The Fresh Blossom Bread
The ingredients:

  • fresh slices of bread
  • fresh butter
  • white and red clover
  • daisies
  • honorary prize
  • small brown cell

The preparation:

Brush the bread slices with butter and cover with the mixed herbs. Only use the flowers of the different plants. That's how it tastes best.

The herb facts:

Folk medicine likes to use daisies to treat everything: Skin diseases, headaches, dizzy spells, insomnia. The buds of the plant are suitable for caper replacement when pickled with acid. Ground ivy is antibacterial, detoxifying and helps with bronchitis.
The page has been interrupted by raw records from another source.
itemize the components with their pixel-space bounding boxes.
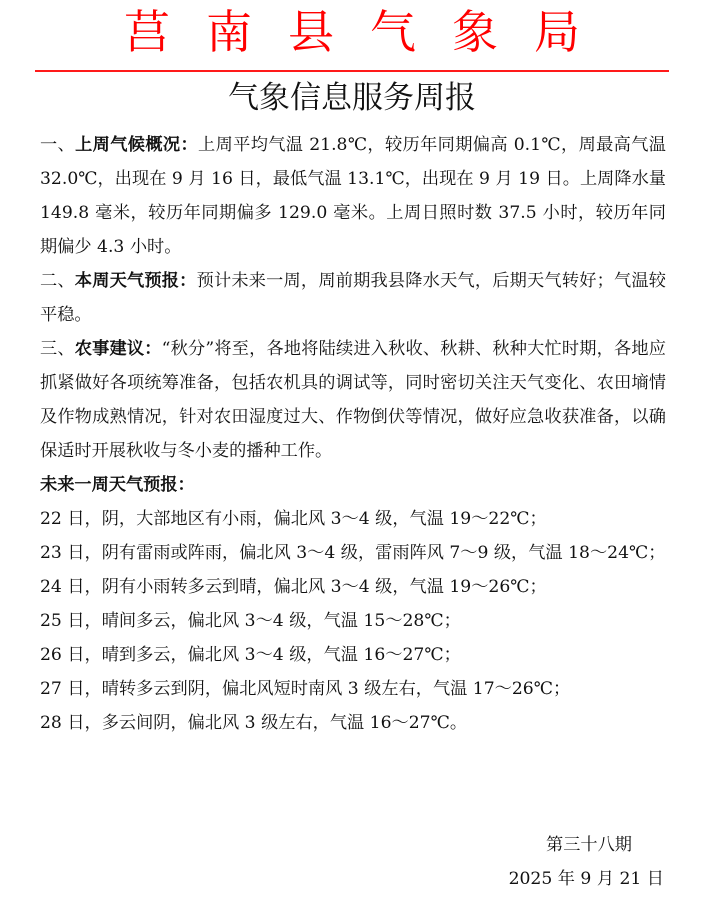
document-footer: 第三十八期 2025 年 9 月 21 日 (509, 828, 664, 896)
forecast-day-25: 25 日，晴间多云，偏北风 3～4 级，气温 15～28℃； (40, 604, 666, 638)
forecast-day-27: 27 日，晴转多云到阴，偏北风短时南风 3 级左右，气温 17～26℃； (40, 672, 666, 706)
issue-date: 2025 年 9 月 21 日 (509, 862, 664, 896)
section-heading: 本周天气预报： (75, 271, 197, 291)
org-name-header: 莒南县气象局 (0, 2, 704, 62)
forecast-day-22: 22 日，阴，大部地区有小雨，偏北风 3～4 级，气温 19～22℃； (40, 502, 666, 536)
forecast-heading: 未来一周天气预报： (40, 468, 666, 502)
forecast-day-24: 24 日，阴有小雨转多云到晴，偏北风 3～4 级，气温 19～26℃； (40, 570, 666, 604)
section-heading: 农事建议： (75, 339, 162, 359)
section-heading: 上周气候概况： (75, 135, 198, 155)
document-title: 气象信息服务周报 (0, 76, 704, 120)
section-prefix: 三、 (40, 339, 75, 359)
section-farming-advice: 三、农事建议：“秋分”将至，各地将陆续进入秋收、秋耕、秋种大忙时期，各地应抓紧做… (40, 332, 666, 468)
section-climate-summary: 一、上周气候概况：上周平均气温 21.8℃，较历年同期偏高 0.1℃，周最高气温… (40, 128, 666, 264)
forecast-day-28: 28 日，多云间阴，偏北风 3 级左右，气温 16～27℃。 (40, 706, 666, 740)
issue-number: 第三十八期 (509, 828, 664, 862)
section-prefix: 一、 (40, 135, 75, 155)
forecast-day-23: 23 日，阴有雷雨或阵雨，偏北风 3～4 级，雷雨阵风 7～9 级，气温 18～… (40, 536, 666, 570)
red-divider-rule (35, 70, 669, 72)
section-week-forecast: 二、本周天气预报：预计未来一周，周前期我县降水天气，后期天气转好；气温较平稳。 (40, 264, 666, 332)
section-prefix: 二、 (40, 271, 75, 291)
forecast-day-26: 26 日，晴到多云，偏北风 3～4 级，气温 16～27℃； (40, 638, 666, 672)
document-body: 一、上周气候概况：上周平均气温 21.8℃，较历年同期偏高 0.1℃，周最高气温… (40, 128, 666, 740)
The small brown cell is mainly used in Asia as a traditional medicinal plant.

5
Brotzeit mit Naturkräutern: Belegte Brote, Kräuterquark und Kräuterbutter

The Herb Curd from the Hike
The ingredients:

  • curd
  • gout
  • dandelion
  • ribwort plantain
  • lemon, salt and pepper

The preparation:

Flavour the young leaves of goutweed, dandelion and ribwort with lemon juice, salt and pepper and leave to stand. Stir the mixture into the quark and season to taste.

The herb facts:

Ribwort has a cooling and pain-relieving effect on insect and nettle bites. Just grind the cabbage and apply to the sting. The herb is best collected between the beginning of April and the end of August in small meadows, fields or on field margins.